German-born physicist and computer scientist

Dietrich Gunther Prinz (March 29, 1903 – December 1989) was a computer science pioneer, notable for his work on early British computers at Ferranti, and in particular for developing the first limited chess program in 1951.

==Biography==
He was born as Dietrich Günther Prinz in Berlin, Germany, in 1903. He studied physics and mathematics at the University of Berlin where Max Planck and Albert Einstein had been among his teachers. He initially went to work on electronic design at Telefunken.

He had some Jewish parentage and left Germany to join GEC in Wembley as a researcher into valve technology. During the Second World War, he was interned in Canada, and when he returned he worked first in Leeds for the Bowen Instrument Company. Prinz became a British citizen in 1947.

Prinz was recruited to the Ferranti factory at Moston, Manchester, in 1947 by Eric Grundy who was setting up a team to study the potential uses of electronic computers. After Ferranti was awarded a contract to build a production version of the Manchester computer, which would become the Ferranti Mark 1, Prinz worked closely with the University of Manchester team.

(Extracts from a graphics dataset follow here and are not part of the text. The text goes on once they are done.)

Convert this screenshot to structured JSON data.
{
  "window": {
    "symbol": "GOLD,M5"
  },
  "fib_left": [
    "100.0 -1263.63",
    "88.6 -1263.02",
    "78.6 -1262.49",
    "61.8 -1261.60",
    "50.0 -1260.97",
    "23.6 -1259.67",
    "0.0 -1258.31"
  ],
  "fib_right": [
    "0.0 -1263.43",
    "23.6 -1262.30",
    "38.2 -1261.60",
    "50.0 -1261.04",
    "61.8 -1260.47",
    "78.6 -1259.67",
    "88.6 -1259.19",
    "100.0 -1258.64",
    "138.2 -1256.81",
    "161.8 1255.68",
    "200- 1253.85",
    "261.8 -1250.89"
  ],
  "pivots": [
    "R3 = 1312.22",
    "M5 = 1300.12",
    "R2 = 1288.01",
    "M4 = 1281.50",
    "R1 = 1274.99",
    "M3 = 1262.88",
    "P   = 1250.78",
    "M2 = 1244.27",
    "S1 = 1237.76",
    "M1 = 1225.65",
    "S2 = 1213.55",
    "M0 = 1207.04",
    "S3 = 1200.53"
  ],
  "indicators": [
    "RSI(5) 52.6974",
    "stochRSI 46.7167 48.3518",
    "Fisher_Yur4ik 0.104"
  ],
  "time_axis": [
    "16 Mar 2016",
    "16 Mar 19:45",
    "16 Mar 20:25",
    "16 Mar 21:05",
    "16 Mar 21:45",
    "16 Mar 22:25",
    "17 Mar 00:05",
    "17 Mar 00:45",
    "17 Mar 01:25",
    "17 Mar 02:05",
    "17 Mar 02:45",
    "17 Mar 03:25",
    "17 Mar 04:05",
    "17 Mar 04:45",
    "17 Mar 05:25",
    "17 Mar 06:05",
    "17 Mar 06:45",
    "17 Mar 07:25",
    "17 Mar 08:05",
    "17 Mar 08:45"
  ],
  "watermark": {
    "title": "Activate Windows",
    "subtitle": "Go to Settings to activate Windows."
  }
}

In 1948 he visited the US to learn about comparative computer advancements where he met Douglas Hartree who worked at the UCLA developing SWAC computer for U.S. National Bureau of Standards and with J. Presper Eckert and John Mauchly who worked on UNIVAC project.

Prinz wrote a manual for the Ferranti Mark 1 which was much clearer than the notoriously opaque first manual written by Alan Turing. He remained a mainstay of the programming department for thirty years. He spent some time in Italy supporting Ferranti installations there.

Prinz had learned programming on the Mark I from seminars led by Alan Turing and Cicely Popplewell. Influenced by them, and later by other colleagues including Donald Michie, Christopher Strachey and Donald Davies, he came to see chess programming as "a clue to methods that could be used to deal with structural or logistical problems in other areas, through electronic computers". Turing had also worked out an algorithm for playing chess, but Prinz's work was independent of this. The Mark I was inadequate to play a complete game of chess and Prinz concentrated on the endgame. In November 1951, his program on the Ferranti Mark I first solved a Mate-in-two problem.
A description of the program was included in the 1953 book Faster Than Thought.

Prinz also developed simple logical machines with the Manchester University philosophy lecturer Wolfe Mays and also worked in the area of computer music.

He died in December 1989.

==Personal life==
Prinz was married and had two children, Jonathan Franklin Prinz and Daniela Prinz.

==Publications==
- Dietrich Prinz (1944). Contributions to the Theory of Automatic Controllers and Followers. Journal of Scientific Instruments.
- Dietrich Prinz (1951). Introduction to Programming on the Manchester Electronic Digital Computer.
- Dietrich Prinz (1952). Robot Chess. Research, Vol. 6, reprinted 1988 in Computer Chess Compendium.
- Dietrich Prinz (1953). The Use of General Computers for Solving Logical Problems.

Prinz also published many patents and a number of other papers on electronics.